Durante gli anni 80 lei ha imparato a fare tutto, per poi potersi mettere in proprio?
Eh, si, per controllare che le cose siano fatte bene, che il carpentiere faccia bene il lavoro, se il ferraiolo mette il ferro bene, devi saper fare tutto. Ma ho imparato anche prima, fin da ragazzo, prima si usava andare ad aiutare il padre, lo zio, anche la domenica. D’estate si andava in cantiere per imparare qualcosa.
Quando ha fatto l’esperienza di lavoro autonomo, già stava cambiando l’edilizia?

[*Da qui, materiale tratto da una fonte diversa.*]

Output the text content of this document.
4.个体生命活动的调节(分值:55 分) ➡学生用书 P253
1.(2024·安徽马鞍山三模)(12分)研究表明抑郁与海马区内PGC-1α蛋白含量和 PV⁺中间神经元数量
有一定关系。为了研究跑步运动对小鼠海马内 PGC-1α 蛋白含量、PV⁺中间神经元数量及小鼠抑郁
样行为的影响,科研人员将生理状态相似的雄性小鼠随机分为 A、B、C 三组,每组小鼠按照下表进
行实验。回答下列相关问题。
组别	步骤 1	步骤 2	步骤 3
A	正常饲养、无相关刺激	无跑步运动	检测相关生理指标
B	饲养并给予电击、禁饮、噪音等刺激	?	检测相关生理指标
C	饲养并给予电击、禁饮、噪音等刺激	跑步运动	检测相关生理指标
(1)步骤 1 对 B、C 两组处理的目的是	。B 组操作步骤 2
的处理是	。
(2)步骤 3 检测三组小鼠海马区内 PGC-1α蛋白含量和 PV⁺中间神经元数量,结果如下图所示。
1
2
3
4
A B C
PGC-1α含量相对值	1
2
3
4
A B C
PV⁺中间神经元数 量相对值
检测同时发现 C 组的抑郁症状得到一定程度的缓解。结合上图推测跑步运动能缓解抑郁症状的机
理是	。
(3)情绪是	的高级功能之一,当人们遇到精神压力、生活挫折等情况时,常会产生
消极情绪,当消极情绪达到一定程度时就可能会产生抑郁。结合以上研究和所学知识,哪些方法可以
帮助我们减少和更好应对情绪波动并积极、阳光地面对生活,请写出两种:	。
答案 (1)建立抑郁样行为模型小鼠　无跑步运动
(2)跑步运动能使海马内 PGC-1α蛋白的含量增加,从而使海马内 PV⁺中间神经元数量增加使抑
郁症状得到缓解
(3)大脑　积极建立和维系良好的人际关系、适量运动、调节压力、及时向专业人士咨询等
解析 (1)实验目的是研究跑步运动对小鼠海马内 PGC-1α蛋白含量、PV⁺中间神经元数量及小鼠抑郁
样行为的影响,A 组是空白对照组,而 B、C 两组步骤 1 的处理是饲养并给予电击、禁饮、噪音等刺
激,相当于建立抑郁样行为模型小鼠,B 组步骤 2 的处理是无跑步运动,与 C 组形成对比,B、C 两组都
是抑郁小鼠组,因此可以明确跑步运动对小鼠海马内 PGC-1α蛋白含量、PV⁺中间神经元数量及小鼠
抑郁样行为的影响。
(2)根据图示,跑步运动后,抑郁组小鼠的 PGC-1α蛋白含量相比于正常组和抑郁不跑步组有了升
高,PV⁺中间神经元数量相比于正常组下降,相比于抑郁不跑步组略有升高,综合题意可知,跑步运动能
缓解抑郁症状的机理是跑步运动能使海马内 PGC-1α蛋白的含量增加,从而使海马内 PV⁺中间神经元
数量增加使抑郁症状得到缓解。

Si, stava cambiando qualcosa. Io sono diventato artigiano nell’86, però c’era un po’ di crisi, infatti sono andato a lavorare un po’ in Liguria, due anni, là c’era tutta un’altra maniera di lavorare: qua si lavora veloci, là invece no, un lavoro che qua ci vuole una settimana, là ci mettono tre settimane. Là si lavorava a cottimo, lavoravamo dalla mattina alla sera. Comunque Bergamo e Brescia per l’edilizia sono le province migliori.

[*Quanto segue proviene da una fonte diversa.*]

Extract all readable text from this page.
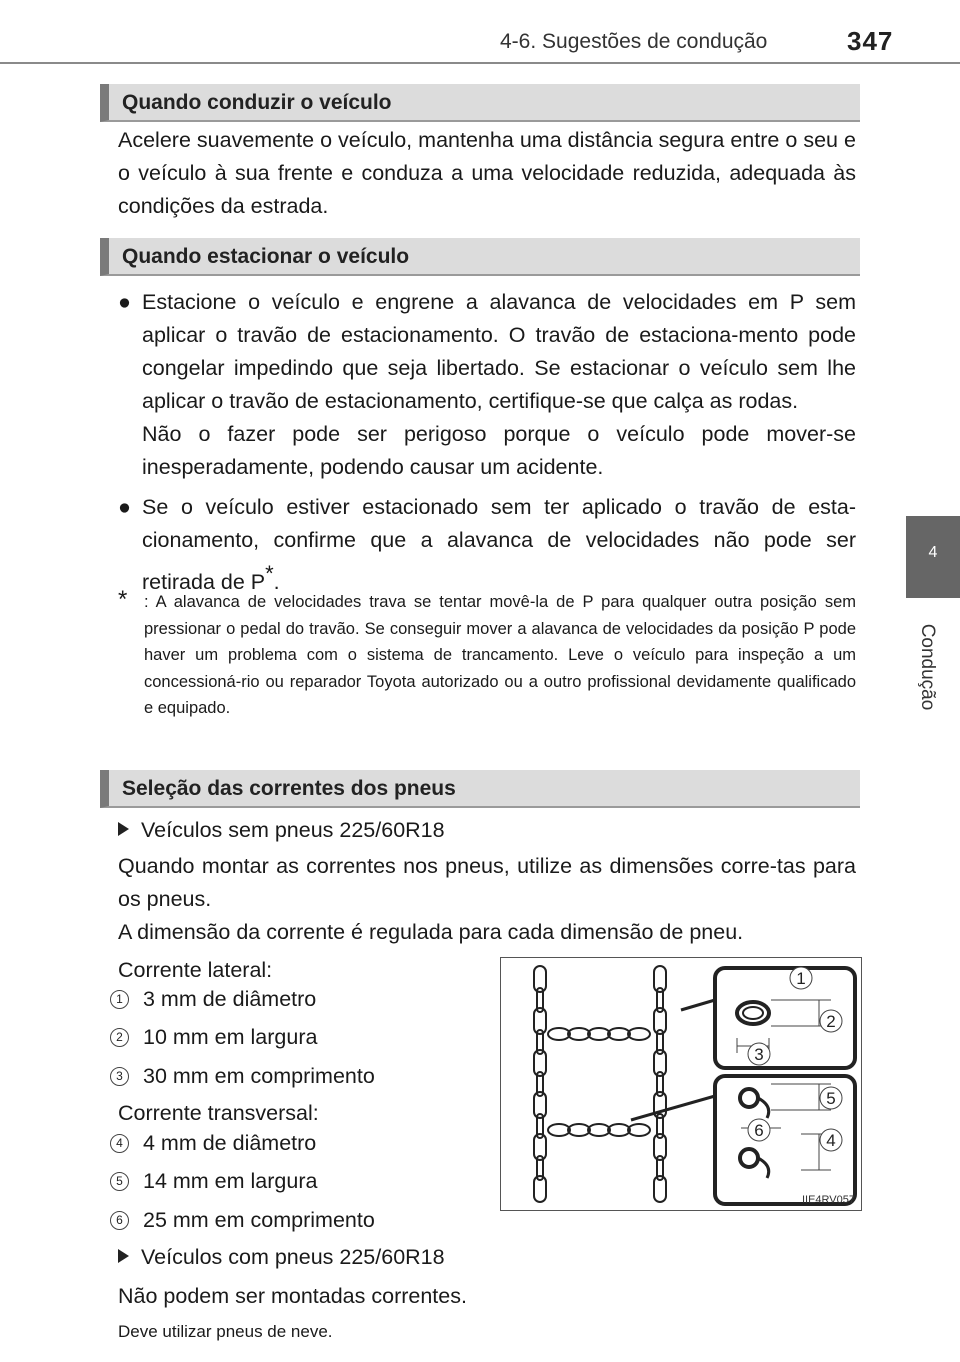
4-6. Sugestões de condução	347
4
Condução
Quando conduzir o veículo

Acelere suavemente o veículo, mantenha uma distância segura entre o seu e o veículo à sua frente e conduza a uma velocidade reduzida, adequada às condições da estrada.

Quando estacionar o veículo
● Estacione o veículo e engrene a alavanca de velocidades em P sem aplicar o travão de estacionamento. O travão de estaciona-mento pode congelar impedindo que seja libertado. Se estacionar o veículo sem lhe aplicar o travão de estacionamento, certifique-se que calça as rodas.
Não o fazer pode ser perigoso porque o veículo pode mover-se inesperadamente, podendo causar um acidente.
● Se o veículo estiver estacionado sem ter aplicado o travão de esta-cionamento, confirme que a alavanca de velocidades não pode ser retirada de P*.
* : A alavanca de velocidades trava se tentar movê-la de P para qualquer outra posição sem pressionar o pedal do travão. Se conseguir mover a alavanca de velocidades da posição P pode haver um problema com o sistema de trancamento. Leve o veículo para inspeção a um concessioná-rio ou reparador Toyota autorizado ou a outro profissional devidamente qualificado e equipado.
Seleção das correntes dos pneus
Veículos sem pneus 225/60R18

Quando montar as correntes nos pneus, utilize as dimensões corre-tas para os pneus.

A dimensão da corrente é regulada para cada dimensão de pneu.

Corrente lateral:
1 3 mm de diâmetro
2 10 mm em largura
3 30 mm em comprimento
Corrente transversal:
4 4 mm de diâmetro
5 14 mm em largura
6 25 mm em comprimento
Veículos com pneus 225/60R18
Não podem ser montadas correntes.
Deve utilizar pneus de neve.
1
2
3
5
6
4
IIE4RV057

E perché ha deciso di tornare?
Ho deciso di tornare sotto padrone perché io essendo un artigiano che prestavo manodopera non avevo tutta l’attrezzatura, avrei dovuto investire, non avevo le possibilità, ha deciso di fare la scuola, di togliermi i debiti, mettere a posto tutto. Ora lavoro in un impresa di 10-12 persone. Io sono capo cantiere, gestisco, organizzo tutto io. Però dopo la scuola vorrei tornare a mettermi in proprio, ho due figli e spero che almeno uno mi segua.